The fact is, if the Cardinals didn’t feel it necessary to put that clause in the contract, they wouldn’t have. Let’s also not forget that Murray was totally cool with having the clause in the contract until the public discovered it and twisted it.

After Murray’s outcries, the Cardinals made a public statement saying that they were eliminating the clause from Murray’s contract altogether.

But why? Because fans laughed at it? That’s weak, Arizona. Both parties were obviously fine with having the clause in there. It clearly wasn’t forcing that much of a commitment from Murray, and it gave the front office some peace of mind. The only issue was that Murray got made fun of, and couldn’t handle the heat.

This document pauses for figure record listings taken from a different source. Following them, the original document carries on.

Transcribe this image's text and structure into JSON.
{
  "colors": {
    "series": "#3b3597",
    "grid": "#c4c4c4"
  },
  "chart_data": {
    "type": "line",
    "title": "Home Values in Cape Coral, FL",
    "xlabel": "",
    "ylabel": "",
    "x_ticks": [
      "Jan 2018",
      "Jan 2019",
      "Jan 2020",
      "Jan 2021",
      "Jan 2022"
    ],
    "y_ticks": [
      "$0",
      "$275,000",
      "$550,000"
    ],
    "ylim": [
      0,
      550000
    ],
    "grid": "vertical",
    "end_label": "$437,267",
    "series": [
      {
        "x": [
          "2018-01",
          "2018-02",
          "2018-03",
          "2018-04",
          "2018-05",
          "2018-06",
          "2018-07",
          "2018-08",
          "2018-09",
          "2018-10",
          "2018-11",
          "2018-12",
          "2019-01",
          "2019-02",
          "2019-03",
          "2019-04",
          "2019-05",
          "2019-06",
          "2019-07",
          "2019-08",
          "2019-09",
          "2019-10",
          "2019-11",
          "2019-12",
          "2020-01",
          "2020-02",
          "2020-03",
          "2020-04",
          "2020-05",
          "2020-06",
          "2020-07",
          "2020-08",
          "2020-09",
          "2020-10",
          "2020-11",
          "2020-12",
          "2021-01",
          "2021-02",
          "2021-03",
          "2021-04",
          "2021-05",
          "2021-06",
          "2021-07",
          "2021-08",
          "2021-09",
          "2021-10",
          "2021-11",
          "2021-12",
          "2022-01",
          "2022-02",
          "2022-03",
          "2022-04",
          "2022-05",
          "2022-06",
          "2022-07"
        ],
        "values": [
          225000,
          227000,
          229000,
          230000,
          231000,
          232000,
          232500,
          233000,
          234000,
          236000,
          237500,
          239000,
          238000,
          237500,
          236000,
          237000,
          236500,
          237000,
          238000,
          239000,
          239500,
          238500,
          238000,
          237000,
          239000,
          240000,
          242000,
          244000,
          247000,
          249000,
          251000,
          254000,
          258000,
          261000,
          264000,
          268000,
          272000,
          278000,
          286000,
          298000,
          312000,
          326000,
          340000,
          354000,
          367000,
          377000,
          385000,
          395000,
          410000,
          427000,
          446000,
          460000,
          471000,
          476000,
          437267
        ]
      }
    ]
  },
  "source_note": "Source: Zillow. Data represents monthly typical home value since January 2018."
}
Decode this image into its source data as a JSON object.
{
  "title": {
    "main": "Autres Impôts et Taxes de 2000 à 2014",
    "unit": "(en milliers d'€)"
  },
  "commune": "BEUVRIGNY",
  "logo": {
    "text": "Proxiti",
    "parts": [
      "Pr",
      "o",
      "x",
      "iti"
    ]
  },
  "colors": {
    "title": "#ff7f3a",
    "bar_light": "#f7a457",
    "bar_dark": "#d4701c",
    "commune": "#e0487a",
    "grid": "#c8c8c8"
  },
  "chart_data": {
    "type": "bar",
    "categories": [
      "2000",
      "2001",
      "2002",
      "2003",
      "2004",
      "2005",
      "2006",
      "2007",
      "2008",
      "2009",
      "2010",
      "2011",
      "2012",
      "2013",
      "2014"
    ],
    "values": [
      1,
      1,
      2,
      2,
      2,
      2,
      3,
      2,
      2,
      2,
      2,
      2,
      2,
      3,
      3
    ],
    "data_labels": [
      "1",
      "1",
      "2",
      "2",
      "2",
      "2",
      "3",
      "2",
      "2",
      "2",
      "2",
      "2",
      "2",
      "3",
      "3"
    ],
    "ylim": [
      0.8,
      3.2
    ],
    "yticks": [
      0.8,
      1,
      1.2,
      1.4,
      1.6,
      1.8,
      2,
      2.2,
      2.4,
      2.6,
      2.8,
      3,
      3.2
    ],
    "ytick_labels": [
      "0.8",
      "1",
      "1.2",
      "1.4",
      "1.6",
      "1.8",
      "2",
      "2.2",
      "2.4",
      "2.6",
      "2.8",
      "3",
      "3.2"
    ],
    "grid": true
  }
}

Dude…grow up. You’re getting paid more money than most people will ever see in their lifetime. You’re mostly looked at fondly, having made a number of smart financial decisions since leaving Oklahoma. Sure, you may not have a playoff win under your belt yet, but neither does Justin Herbert or Daniel Jones, or Sam Darnold. Nobody is calling you a bust right now. You have some stuff to prove, but making a giant fuss out of people supposedly misconstruing a section of your contract doesn’t quell those fires, rather it ignites them. I guarantee every time Murray tries to stream now, there will be somebody in his chat saying “Did you do your homework?” or “Did Kliff OK this gaming sesh?” or “Get back to your independent studies!” If Murray just took this clause in stride and went with it, I guarantee it would’ve disappeared. Instead, it’s been removed entirely, making some people assume that even four hours of film study was too much work for him. He could’ve handled this so much better.